Monday, 10 December 2012


When I first started looking at going to Venezuela, Roraima was one of those places that came up a few times. It's a flat topped mountain which rises up out of the grasslands of Gran Sabana to over 2,700m. It was also the inspiration for Sir Arthur Conan Doyle's book, The Lost World.

I found a trip with Backpacker Tours which had the right dates. The only thing was that it was a 6 day trek. I've never been treking in my life and decided the best way to prepare for the trip was to not read the itinerary, particularly the distances, too closely.

I arrived in Santa Elena the day before and we headed off the following morning. We had quite a lot of porters. There were 5 of them with us at all times but there were others who went ahead with the food or were waiting for us with the food on the way back. This meant you didn't have to carry your tent, just your personal stuff, sleeping bag and rollmat. I'd gone with 3 changes of clothes, wet wipes and a poncho since my waterproof jacket had been in my bag that disappeared. The backpack weighed jut under 9kgs. This proved to be quite enough.

So we took 4wd to an Indian village and set off from there. It was about 4 hours walking through mainly grasslands on the first day. The first bit was uphill but most of it was then downhill for the rest of the time. It wasn't hard. It did pour with rain for about the last 20 mins before we made camp which was bad timing.
Roraima  is the one on the right

The tents were all set up for us. They weren't in the best condition. I think the zips were dodgy on every single one of them. The next morning after arepas for breakfast, we were off, leaving the porter to take the tents down. He had his breakfast after us, took all the tents down and then overtook us about two hours later wearing Crocs on his feet. All a bit depressing really.

Day two was quite warm and it was about 5 hours walking, mainly uphill. It was quite gentle until the last hour which made me a bit out of breath. There isn't an awful lot to see in the Gran Sabana, just a few birds, lizards and miles and miles of grass. Apparently there are rattle snakes everywhere but I didn't see one.
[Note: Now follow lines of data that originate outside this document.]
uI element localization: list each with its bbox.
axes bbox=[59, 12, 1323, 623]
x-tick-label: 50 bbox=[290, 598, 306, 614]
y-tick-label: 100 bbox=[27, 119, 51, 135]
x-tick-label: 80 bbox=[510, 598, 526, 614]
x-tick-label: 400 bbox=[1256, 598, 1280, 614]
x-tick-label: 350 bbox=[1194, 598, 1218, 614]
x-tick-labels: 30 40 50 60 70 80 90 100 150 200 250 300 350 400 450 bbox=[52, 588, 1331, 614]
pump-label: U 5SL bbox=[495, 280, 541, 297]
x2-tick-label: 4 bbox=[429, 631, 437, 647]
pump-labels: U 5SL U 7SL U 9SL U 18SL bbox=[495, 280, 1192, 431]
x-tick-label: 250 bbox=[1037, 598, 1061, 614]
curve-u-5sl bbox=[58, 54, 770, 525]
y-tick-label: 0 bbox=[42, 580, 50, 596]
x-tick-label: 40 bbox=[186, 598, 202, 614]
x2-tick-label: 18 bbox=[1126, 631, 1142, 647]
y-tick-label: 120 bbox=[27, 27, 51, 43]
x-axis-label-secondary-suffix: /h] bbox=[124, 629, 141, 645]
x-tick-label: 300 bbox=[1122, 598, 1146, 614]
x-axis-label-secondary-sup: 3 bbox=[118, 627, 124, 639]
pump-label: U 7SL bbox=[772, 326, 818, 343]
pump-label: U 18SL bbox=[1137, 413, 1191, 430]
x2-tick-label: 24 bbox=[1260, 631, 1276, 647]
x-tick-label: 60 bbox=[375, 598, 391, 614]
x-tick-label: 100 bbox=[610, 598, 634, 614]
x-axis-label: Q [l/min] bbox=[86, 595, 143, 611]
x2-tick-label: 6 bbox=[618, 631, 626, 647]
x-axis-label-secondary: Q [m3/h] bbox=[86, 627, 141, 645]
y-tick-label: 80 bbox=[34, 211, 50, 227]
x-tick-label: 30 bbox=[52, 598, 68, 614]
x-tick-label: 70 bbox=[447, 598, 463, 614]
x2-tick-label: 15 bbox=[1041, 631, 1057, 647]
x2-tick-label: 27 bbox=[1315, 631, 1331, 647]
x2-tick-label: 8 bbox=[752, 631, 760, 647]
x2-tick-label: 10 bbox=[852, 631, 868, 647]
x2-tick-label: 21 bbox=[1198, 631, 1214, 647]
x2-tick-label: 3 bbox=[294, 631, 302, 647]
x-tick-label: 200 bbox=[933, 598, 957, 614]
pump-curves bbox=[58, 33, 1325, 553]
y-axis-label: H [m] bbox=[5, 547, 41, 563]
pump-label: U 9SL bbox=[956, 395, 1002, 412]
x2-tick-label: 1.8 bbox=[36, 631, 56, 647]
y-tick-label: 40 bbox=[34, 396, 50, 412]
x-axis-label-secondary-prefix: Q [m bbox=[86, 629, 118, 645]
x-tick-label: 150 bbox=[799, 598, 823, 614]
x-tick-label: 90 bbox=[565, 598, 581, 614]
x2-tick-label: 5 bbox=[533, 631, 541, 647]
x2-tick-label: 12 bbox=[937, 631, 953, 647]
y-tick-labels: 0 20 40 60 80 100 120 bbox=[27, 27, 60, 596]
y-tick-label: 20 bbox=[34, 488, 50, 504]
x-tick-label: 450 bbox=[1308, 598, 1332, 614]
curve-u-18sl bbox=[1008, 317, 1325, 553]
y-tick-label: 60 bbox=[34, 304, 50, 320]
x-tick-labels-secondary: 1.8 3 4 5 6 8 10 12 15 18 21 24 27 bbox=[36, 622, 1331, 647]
That afternoon we made Base Camp and there was a small pool you could have a wash in if you could stand the cold. It was somewhat refreshing. The next day was the day we went up to the summit. It looked steep. It was steep. It took about 4 hours on day 3 and I was quite out of breath when we finally made it up there. It was mostly dry though there was a brief shower just as I was walking under a waterfall, which made it run a lot faster. I felt the mountain was mocking me.
The "path" to the summit

The top of the mountain is like a lunar landscape. It's not as flat as it looks from a distance and there are lots of plants that are found either on other mountains in the area or just on Roraima. This includes 4 types of insect eating plants which try to compensate for the poor soil by being carnivorous. Sadly there was no sign of Sir Arthur Conan Doyle's dinosaurs or monkey people. Our camp site even had somewhere you could go swimming or take a wash, though at 6C, it was only for the most hardy.

Endemic carnivorous plant

The cathedral

Highest point. Don't you love the poncho?

Above the clouds

Day 4 was spent exploring the top, though it's so big, we only saw a small fraction of it. There were waterfalls, ponds, strange phallic rock formations and a cave. We only went just inside the cave, which was probably just as well given the lack of helmets and decent lights. Apparently it extends a long way and take 6 hours to traverse. You need to make you way through sumps too.

Day 5 was hard. We went back to the camp that we'd stayed at on the first night, so it was all the distance we'd covered on days 2 and 3. It was down hill, which made it quicker, though it was quite hard on the knees. My legs had had enough of walking downhill by the end of it. That said, it was hot and someone did drop dead from a heart attack on day 5 a couple of weeks before.                              

On the last day my legs were a but stiff, though not that bad and we did the 4 hours back to the start and caught the 4wds back into town. The trip was quite hard, but not that hard. Despite the plentiful supply of food during the 6 days, I'm pretty sure I lost weight. My legs were stiff and I had a fair few bites despite liberally coating myself in Off. The small, black flies they call puri-puri which leave you with small, bleeding, itchy bites seemed to regard it as honey glaze.

So a bit hard work, but worth it, I think.